ヤマハ トレーサー9 GTは、2015年にヤマハ MT-09をプラットフォームとしたバリエーションモデルとして発売されましたMT-09トレーサー(106.7万円)の流れとなるモデルです。流れ、という表現も変ですが、MT-09が同車名で2021年に3代目を迎えたのとは違い、MT-09トレーサー(2015年発売) → トレーサー900/GT(2018年発売) → トレーサー9 GT(2021年発売) と、都度車名が変わっています。

とはいえ、2014年、2017年、2021年と発売されました各MT-09のバリエーションモデルという立ち位置は変わっていません。そして、今回発売されました トレーサー9 GT は、前モデルの トレーサー900/GT (113.3万円/122.1万円)からSTD比で31.9万円、GT比で23.1万円のプライスアップになります。

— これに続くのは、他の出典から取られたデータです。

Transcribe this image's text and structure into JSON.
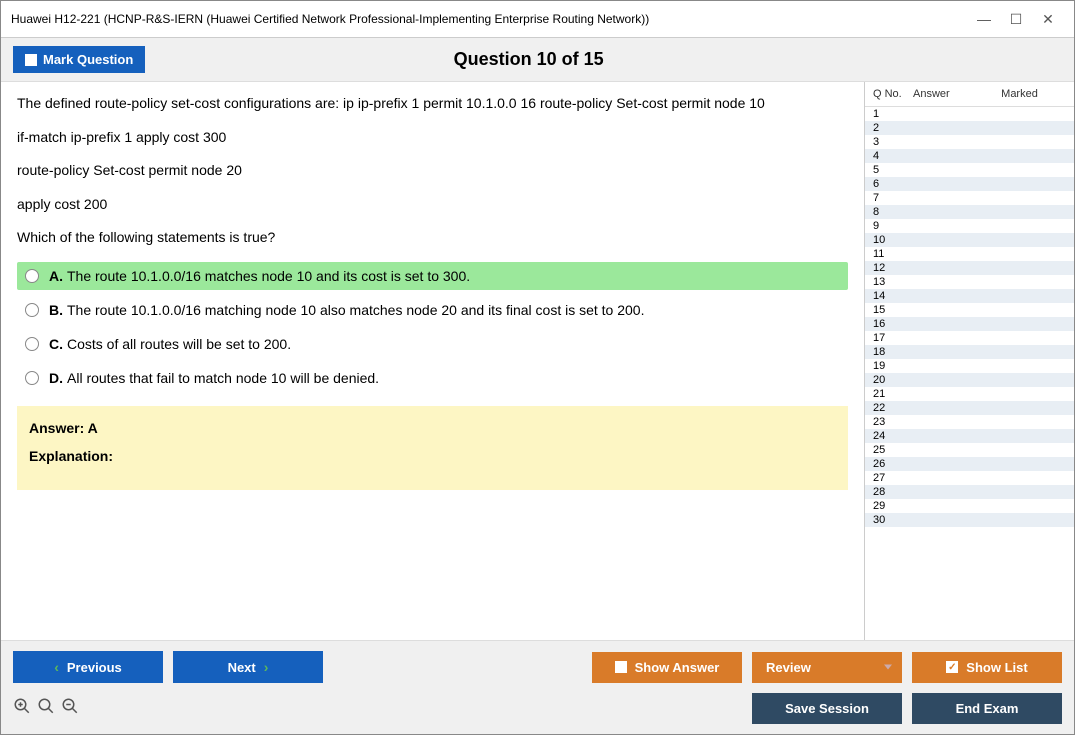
{
  "window": {
    "title": "Huawei H12-221 (HCNP-R&S-IERN (Huawei Certified Network Professional-Implementing Enterprise Routing Network))"
  },
  "header": {
    "mark_label": "Mark Question",
    "counter": "Question 10 of 15"
  },
  "question": {
    "lines": [
      "The defined route-policy set-cost configurations are: ip ip-prefix 1 permit 10.1.0.0 16 route-policy Set-cost permit node 10",
      "if-match ip-prefix 1 apply cost 300",
      "route-policy Set-cost permit node 20",
      "apply cost 200",
      "Which of the following statements is true?"
    ],
    "options": [
      {
        "letter": "A.",
        "text": "The route 10.1.0.0/16 matches node 10 and its cost is set to 300.",
        "correct": true
      },
      {
        "letter": "B.",
        "text": "The route 10.1.0.0/16 matching node 10 also matches node 20 and its final cost is set to 200.",
        "correct": false
      },
      {
        "letter": "C.",
        "text": "Costs of all routes will be set to 200.",
        "correct": false
      },
      {
        "letter": "D.",
        "text": "All routes that fail to match node 10 will be denied.",
        "correct": false
      }
    ],
    "answer_label": "Answer: A",
    "explanation_label": "Explanation:"
  },
  "side": {
    "h1": "Q No.",
    "h2": "Answer",
    "h3": "Marked",
    "rows": [
      1,
      2,
      3,
      4,
      5,
      6,
      7,
      8,
      9,
      10,
      11,
      12,
      13,
      14,
      15,
      16,
      17,
      18,
      19,
      20,
      21,
      22,
      23,
      24,
      25,
      26,
      27,
      28,
      29,
      30
    ]
  },
  "footer": {
    "previous": "Previous",
    "next": "Next",
    "show_answer": "Show Answer",
    "review": "Review",
    "show_list": "Show List",
    "save_session": "Save Session",
    "end_exam": "End Exam"
  }
}
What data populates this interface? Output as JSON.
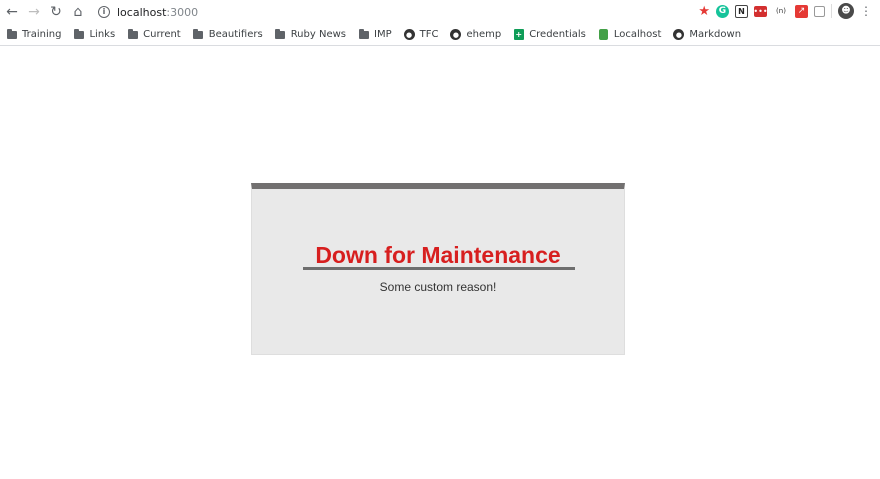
{
  "browser": {
    "url_host": "localhost",
    "url_port": ":3000",
    "icons": {
      "back": "arrow-left-icon",
      "forward": "arrow-right-icon",
      "reload": "reload-icon",
      "home": "home-icon",
      "site_info": "info-icon",
      "bookmark_star": "star-icon"
    },
    "extensions": [
      {
        "name": "grammarly-extension-icon",
        "glyph": "G"
      },
      {
        "name": "notion-extension-icon",
        "glyph": "N"
      },
      {
        "name": "dashlane-extension-icon",
        "glyph": "•••"
      },
      {
        "name": "postman-extension-icon",
        "glyph": "(n)"
      },
      {
        "name": "chart-extension-icon",
        "glyph": "↗"
      },
      {
        "name": "document-extension-icon",
        "glyph": ""
      }
    ],
    "colors": {
      "star": "#e53935"
    }
  },
  "bookmarks": [
    {
      "label": "Training",
      "icon": "folder-icon"
    },
    {
      "label": "Links",
      "icon": "folder-icon"
    },
    {
      "label": "Current",
      "icon": "folder-icon"
    },
    {
      "label": "Beautifiers",
      "icon": "folder-icon"
    },
    {
      "label": "Ruby News",
      "icon": "folder-icon"
    },
    {
      "label": "IMP",
      "icon": "folder-icon"
    },
    {
      "label": "TFC",
      "icon": "github-icon"
    },
    {
      "label": "ehemp",
      "icon": "github-icon"
    },
    {
      "label": "Credentials",
      "icon": "sheets-icon"
    },
    {
      "label": "Localhost",
      "icon": "lock-icon"
    },
    {
      "label": "Markdown",
      "icon": "github-icon"
    }
  ],
  "maintenance": {
    "title": "Down for Maintenance",
    "reason": "Some custom reason!",
    "colors": {
      "title": "#d71f1f",
      "card_background": "#e9e9e9",
      "card_top_border": "#727070",
      "rule": "#6e6e6e"
    }
  }
}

MT-09と同様の水冷DOHC888cm3直列3気筒を搭載し120PSを発生しますクロスプレーンコンセプトのMT-09と同様のエンジンということでスポーツ性に高いモデルで、初代の「スポーツ・マルチ・ツール・バイク」のコンセプトが引き継がれています。

そういうこともあり、スポーツ性は折り紙付き。ワインディングロードはもとより、高速道路でもじっくり安定走行をおこなうというより、どうしてもアクセルを回したくなっていまいたくなるスポーツ性の高いエンジン特性を持っています。そのあたりが、安定志向が高いBMWのGSやスズキのVストロームとは違う感じで、アドベンチャーモデルの体ながら、とにかくワィンディング走行が楽しいバイクです。

とはいえ直進安定性と操縦性を両立のためCFアルミダイキャスト製のフレームが新設計され、ロングリアアームも搭載し、MT-09とはまた違う安定した操作性を達成しています。そのほか、アシスト&スリッパーを装備し、クラッチの操作荷重低減も実現しています。

そして今回、特に前モデルとの違いを感じましたのが「IMU」と電サスです。ヤマハの「IMU」はYZF-R1にも搭載されています世界でもトップクラスの6軸の慣性計測装置で、左右、前後、上下の角度・加速度を全て検出してきめ細やかな制御を実現し、バイクの姿勢や挙動を感知して常に安定した乗り心地を実現しています。これが凄い!

ツーリングとかで長距離を乗りますと、IMUなしのバイクとの差が出ます。端的に言えば、バイクの不安定な挙動を常に制御してくれますので、とにかく乗りやすくて、乗っていて疲れません。たぶん、ウェット路面や凸凹道などを走ると、その違いはより顕著になるのではないかと思います。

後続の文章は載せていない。